A representative MA plot for (A) before and (B) after LOWESS normalization. Each dot represents a probe on the microarray. The red line is the line of best fit through all data points.

Quality assessment and control of microarray data

The background for each array was assessed using the negative control 3xSLv1 probe, which forms a hair pin and does not hybridize well with labeled samples. There are 182 technical replicates of this probe distributed across the microarray. The trimmed mean (trim = 0.05) and standard deviation was used to measure the background fluorescence and background variability for each array. Using trimmed statistics reduces the effects of outliers that may be present. This is done by removing a percentage of the largest and smallest values before calculating the statistics. Fig. 2 provides a visual representation of these estimates. Arrays with background fluorescence that fell outside of these ranges were repeated.

Fig. 2

Background estimates of each array for reference (Cy3, green) and sample (Cy5, red) mean fluorescent signal of the 3xSLv1 negative control probe (n = 182 probes). Error bars = standard deviation; FLU = fluorescent units.

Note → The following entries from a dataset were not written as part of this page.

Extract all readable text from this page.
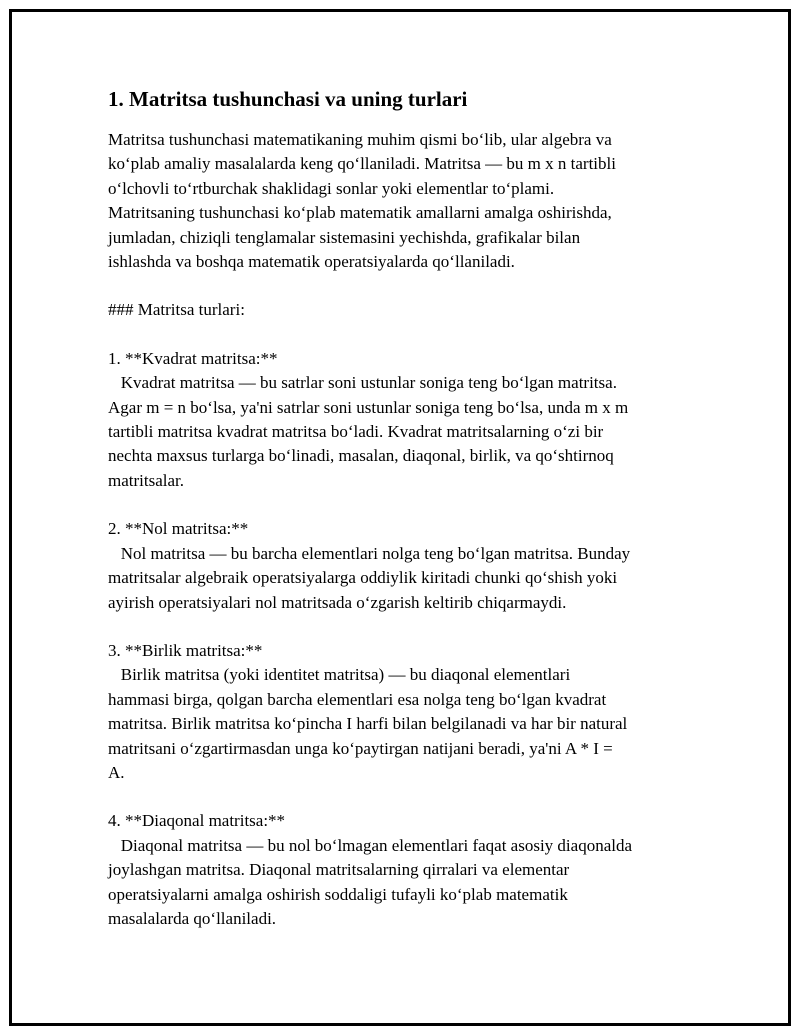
1. Matritsa tushunchasi va uning turlari

Matritsa tushunchasi matematikaning muhim qismi bo‘lib, ular algebra va
ko‘plab amaliy masalalarda keng qo‘llaniladi. Matritsa — bu m x n tartibli
o‘lchovli to‘rtburchak shaklidagi sonlar yoki elementlar to‘plami.
Matritsaning tushunchasi ko‘plab matematik amallarni amalga oshirishda,
jumladan, chiziqli tenglamalar sistemasini yechishda, grafikalar bilan
ishlashda va boshqa matematik operatsiyalarda qo‘llaniladi.

### Matritsa turlari:

1. **Kvadrat matritsa:**

Kvadrat matritsa — bu satrlar soni ustunlar soniga teng bo‘lgan matritsa.
Agar m = n bo‘lsa, ya'ni satrlar soni ustunlar soniga teng bo‘lsa, unda m x m
tartibli matritsa kvadrat matritsa bo‘ladi. Kvadrat matritsalarning o‘zi bir
nechta maxsus turlarga bo‘linadi, masalan, diaqonal, birlik, va qo‘shtirnoq
matritsalar.

2. **Nol matritsa:**

Nol matritsa — bu barcha elementlari nolga teng bo‘lgan matritsa. Bunday
matritsalar algebraik operatsiyalarga oddiylik kiritadi chunki qo‘shish yoki
ayirish operatsiyalari nol matritsada o‘zgarish keltirib chiqarmaydi.

3. **Birlik matritsa:**

Birlik matritsa (yoki identitet matritsa) — bu diaqonal elementlari
hammasi birga, qolgan barcha elementlari esa nolga teng bo‘lgan kvadrat
matritsa. Birlik matritsa ko‘pincha I harfi bilan belgilanadi va har bir natural
matritsani o‘zgartirmasdan unga ko‘paytirgan natijani beradi, ya'ni A * I =
A.

4. **Diaqonal matritsa:**

Diaqonal matritsa — bu nol bo‘lmagan elementlari faqat asosiy diaqonalda
joylashgan matritsa. Diaqonal matritsalarning qirralari va elementar
operatsiyalarni amalga oshirish soddaligi tufayli ko‘plab matematik
masalalarda qo‘llaniladi.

To identify microarrays with poor data quality, hierarchical clustering analysis with average linkage (a method for calculating distance between clusters that averages over all pairs of objects between two clusters) was performed in R software (hclust function in the stats library) using the normalized log ratios (M values) for all probes (Fig. 3). Since the majority of probes will not be differentially expressed in response to the treatment, the expectation is that there will be no differences between samples. To obtain a fair inter-array comparison, signal intensities were adjusted to control for slide effect (i.e. to control for slide-to-slide variation in signal intensity that occurs as an artifact of experimental conditions, as opposed to a real treatment-related effect) using a linear model, which subtracted the estimated slide effect from the log ratios. One minus the Pearson correlation was used as the measure of dissimilarity. The original dendrogram was cut at 0.3, which has 6 clusters. The 5 samples that clustered separately (at the top) were considered outliers and were then repeated.

Fig. 3

Hierarchical clustering of all probes based on normalized signal intensity ratios. The red line and bracket delineate outlier arrays, which were repeated (repeated arrays are indicated by arrows). Colored boxes represent dose groups where orange, lime, green, aqua-green, and light blue are the 0, 1, 2, 4, and 8 mg/kg bw groups; and, royal blue, purple, and pink are the 0, 1, and 8 mg/kg bw + BrdU groups.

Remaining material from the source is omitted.